Apache has given to the IT world two robust frameworks, both effective and efficient, with certain similar features but with certain distinguished differences too. Yes, this is about Apache Storm and Apache Spark. Recently, we read about Apache Storm and a few days earlier, about Apache Spark. Individually, a lot has been said and read about both of them. Let us now evaluate both of them and cull out an analysis.
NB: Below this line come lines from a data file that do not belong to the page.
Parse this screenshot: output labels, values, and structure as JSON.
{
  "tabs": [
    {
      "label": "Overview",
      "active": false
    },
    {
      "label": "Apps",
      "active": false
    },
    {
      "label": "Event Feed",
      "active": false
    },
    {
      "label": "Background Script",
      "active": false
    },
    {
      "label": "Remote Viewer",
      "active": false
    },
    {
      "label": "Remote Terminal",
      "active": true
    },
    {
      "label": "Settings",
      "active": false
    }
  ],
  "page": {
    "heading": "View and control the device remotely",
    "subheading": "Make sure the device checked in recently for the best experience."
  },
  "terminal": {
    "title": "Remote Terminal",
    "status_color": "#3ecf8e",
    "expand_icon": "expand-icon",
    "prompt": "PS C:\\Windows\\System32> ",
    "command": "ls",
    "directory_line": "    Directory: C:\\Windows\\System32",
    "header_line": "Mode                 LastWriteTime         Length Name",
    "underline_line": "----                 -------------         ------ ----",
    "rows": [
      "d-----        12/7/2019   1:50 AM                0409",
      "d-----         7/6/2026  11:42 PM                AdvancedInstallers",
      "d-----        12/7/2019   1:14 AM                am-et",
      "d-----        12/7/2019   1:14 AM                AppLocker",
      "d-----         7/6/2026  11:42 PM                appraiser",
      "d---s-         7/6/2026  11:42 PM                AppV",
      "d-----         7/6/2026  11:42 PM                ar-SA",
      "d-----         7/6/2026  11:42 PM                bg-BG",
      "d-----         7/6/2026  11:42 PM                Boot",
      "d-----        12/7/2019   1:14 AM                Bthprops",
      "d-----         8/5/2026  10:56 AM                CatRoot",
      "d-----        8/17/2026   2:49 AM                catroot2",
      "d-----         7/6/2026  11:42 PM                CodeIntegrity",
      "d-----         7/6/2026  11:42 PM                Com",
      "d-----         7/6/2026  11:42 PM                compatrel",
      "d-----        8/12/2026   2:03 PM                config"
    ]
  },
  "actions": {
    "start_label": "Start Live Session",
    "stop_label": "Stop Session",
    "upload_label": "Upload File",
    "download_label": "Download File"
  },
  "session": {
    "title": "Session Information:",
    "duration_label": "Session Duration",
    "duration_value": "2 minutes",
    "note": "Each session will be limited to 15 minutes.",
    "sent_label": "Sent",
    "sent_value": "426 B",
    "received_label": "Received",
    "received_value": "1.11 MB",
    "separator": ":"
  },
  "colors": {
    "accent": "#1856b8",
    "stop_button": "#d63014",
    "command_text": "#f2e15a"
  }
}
Apache Storm is a task parallel, real time, distributed computing system, which has its workflows in topologies (Directed Acyclic Graphs). The topologies are executed till the system is shutdown or encounters some sort of a disturbance. Storm makes use of Apache ZooKeeper and other processes to manage its entire process and does not run on Hadoop clusters. It can use files from HDFS and also write back to HDFS.
Apache Spark is a data parallel, general use framework for big data processing; which has its workflows in MapReduce but is much more efficient than Hadoop MapReduce. Spark does not need Hadoop YARN to function; it has its own independent processes and has a streaming API which lets continual processing through short interval batches.
A Sleek Comparison Between The Two Big Data Giants
- Both are Open Source Frameworks
- Both of them are implemented in JVM based languages
- They have simple implementation methodology, which attracts the developers
- Both of them provide real time analytics
- They both provide Scalability and fault tolerance
Both these frameworks possess their own plus points. There are certain factors like Latency, Cost of development, fault tolerance, message delivery guarantees and the like which play an important role in deciding which one is better. They both are great solutions to solve the streaming and transformation issue. Each one of them can be an ideal choice for the organization depending upon which one you choose by observing the above points and understanding the requirements.